İki ülke arasında geçmişten gelen karşılıklı güvensizlik kolayca silinip gidecek değildir. Bununla birlikte, yukarıda belirtilen güvenlik kaygılarının önünün alınması mevcut şartlar altında ancak karşılıklı menfaatlere dayanan olumlu ilişkilerle sağlanabilir. İki ülke de birbirine yeterince diş göstermiştir. İki ülke arasında çatışmaya varabilecek bir kriz ise iki tarafın da zararına olacaktır. Ancak uluslararası dengeler bakımından bazı önemli aktörlerin İran karşıtlığının bir sonucu olarak Azerbaycan’ın böylesi bir çatışmadan dolaylı olarak karlı çıkabileceği öne sürülebilirse de ödenecek bedel göreli teveccüh ve kazanımlarla telafi edilebilecek midir?

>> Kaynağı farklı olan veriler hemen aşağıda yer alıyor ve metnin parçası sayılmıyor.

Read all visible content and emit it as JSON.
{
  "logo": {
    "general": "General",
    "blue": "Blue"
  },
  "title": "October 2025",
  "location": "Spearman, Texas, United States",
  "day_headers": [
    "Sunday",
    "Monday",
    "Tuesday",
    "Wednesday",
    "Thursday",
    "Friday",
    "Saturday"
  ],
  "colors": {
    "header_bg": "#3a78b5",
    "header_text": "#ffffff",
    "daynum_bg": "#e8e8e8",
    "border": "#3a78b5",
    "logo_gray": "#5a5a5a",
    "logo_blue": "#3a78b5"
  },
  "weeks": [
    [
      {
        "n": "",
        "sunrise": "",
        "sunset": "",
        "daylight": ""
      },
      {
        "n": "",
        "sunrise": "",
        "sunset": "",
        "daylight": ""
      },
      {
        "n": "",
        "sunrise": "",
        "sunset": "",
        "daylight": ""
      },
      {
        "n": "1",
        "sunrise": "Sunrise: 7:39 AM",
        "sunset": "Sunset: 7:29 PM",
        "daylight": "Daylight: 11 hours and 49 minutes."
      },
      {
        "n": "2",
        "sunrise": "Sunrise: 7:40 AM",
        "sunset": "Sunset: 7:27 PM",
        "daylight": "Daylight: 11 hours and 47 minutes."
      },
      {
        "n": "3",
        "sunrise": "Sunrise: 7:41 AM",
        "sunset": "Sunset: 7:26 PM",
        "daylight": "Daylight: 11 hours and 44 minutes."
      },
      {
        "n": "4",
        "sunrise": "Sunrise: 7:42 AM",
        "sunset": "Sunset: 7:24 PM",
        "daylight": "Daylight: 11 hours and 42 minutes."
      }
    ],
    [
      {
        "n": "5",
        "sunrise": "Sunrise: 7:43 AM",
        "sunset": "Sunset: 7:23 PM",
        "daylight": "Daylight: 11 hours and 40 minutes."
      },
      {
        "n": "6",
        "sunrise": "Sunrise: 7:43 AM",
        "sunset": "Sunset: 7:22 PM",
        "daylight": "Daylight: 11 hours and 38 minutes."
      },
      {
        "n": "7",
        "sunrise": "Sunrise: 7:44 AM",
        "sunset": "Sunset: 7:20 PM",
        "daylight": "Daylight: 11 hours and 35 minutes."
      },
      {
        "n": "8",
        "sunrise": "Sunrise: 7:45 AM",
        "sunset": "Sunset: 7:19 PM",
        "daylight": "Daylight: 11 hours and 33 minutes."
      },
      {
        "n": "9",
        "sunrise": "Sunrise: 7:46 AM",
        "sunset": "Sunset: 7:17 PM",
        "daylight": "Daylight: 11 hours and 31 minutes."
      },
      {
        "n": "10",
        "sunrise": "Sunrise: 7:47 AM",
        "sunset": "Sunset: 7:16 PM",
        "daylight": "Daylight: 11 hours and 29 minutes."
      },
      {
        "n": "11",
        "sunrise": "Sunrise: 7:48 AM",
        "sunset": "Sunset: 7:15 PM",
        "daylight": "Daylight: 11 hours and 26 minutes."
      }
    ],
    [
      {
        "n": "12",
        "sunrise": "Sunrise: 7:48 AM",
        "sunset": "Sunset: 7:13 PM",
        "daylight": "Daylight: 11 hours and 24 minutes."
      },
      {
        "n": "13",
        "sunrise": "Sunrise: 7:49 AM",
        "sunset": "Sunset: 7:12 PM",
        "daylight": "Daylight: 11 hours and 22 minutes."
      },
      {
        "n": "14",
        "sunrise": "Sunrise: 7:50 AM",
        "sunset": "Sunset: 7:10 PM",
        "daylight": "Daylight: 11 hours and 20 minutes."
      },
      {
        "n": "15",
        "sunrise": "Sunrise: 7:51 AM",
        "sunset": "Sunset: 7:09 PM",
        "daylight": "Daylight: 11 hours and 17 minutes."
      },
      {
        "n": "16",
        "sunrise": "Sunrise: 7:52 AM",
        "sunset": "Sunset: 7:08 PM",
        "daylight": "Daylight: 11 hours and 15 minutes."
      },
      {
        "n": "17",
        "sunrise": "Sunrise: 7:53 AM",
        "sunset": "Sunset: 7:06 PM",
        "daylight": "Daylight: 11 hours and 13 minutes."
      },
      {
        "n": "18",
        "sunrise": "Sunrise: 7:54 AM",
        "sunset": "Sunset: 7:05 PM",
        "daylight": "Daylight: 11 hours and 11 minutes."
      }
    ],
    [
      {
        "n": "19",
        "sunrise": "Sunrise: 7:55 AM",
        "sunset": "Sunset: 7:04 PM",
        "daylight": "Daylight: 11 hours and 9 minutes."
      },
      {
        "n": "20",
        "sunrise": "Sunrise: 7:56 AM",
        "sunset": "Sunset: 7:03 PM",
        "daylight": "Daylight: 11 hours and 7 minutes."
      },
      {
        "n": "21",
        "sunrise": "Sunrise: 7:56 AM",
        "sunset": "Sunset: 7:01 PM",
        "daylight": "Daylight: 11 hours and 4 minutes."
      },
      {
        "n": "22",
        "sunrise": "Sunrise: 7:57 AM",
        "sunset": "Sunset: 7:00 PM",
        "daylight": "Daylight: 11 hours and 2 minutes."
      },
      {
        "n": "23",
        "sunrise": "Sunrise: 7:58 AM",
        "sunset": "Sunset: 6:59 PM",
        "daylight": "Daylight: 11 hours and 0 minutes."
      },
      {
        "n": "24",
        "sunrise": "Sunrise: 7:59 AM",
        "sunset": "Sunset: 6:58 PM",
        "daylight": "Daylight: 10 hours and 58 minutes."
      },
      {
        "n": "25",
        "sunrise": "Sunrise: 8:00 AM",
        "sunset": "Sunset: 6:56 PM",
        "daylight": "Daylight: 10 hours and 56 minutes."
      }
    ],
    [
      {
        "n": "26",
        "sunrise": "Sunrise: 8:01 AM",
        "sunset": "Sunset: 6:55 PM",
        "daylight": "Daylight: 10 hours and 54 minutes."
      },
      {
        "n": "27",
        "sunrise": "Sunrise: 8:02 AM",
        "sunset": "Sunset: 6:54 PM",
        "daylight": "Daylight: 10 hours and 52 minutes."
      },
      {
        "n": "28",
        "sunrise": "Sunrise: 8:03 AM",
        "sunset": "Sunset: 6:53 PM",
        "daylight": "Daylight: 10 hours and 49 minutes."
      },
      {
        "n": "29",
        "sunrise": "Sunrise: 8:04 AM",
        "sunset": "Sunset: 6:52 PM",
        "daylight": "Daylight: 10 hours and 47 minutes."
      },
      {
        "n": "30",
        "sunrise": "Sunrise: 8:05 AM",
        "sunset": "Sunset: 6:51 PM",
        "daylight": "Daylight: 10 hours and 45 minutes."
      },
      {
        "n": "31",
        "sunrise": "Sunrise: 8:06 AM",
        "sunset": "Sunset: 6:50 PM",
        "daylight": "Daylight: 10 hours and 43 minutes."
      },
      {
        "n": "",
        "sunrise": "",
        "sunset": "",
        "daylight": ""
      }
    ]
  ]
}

İran’ın Azerbaycan dışı güvenlik kaygıları da bu bakımdan etkili olabilecektir; Azerbaycan ile kontrol dışına çıkabilecek bir gerginliğin İran’dan çok üçüncü ülkelerin -İran’ın hasımlarının- işine yarayacağını ve İran’ın menfaatlerine zarar vereceğini kestirmesi gerekir. Hakeza İran’ın ambargolar nedeniyle zor şartlar altında oluşturduğu askeri birikimini Azerbaycan ile bir çatışmada israf etmesi İran’ın güvenliği açısından sakıncalıdır. Özlü, yapısal ve temel aykırılıklara dayanan gerginlik ve çekişmelerin bir kalemde tarihin tozlu raflarına kaldırılması gerçekçi olmasa da; iki ülke arasında güven inşası hem bölgede hem de ikili ilişkilerde istikrarın sağlanmasının tek sağduyulu yolu olarak görünmektedir.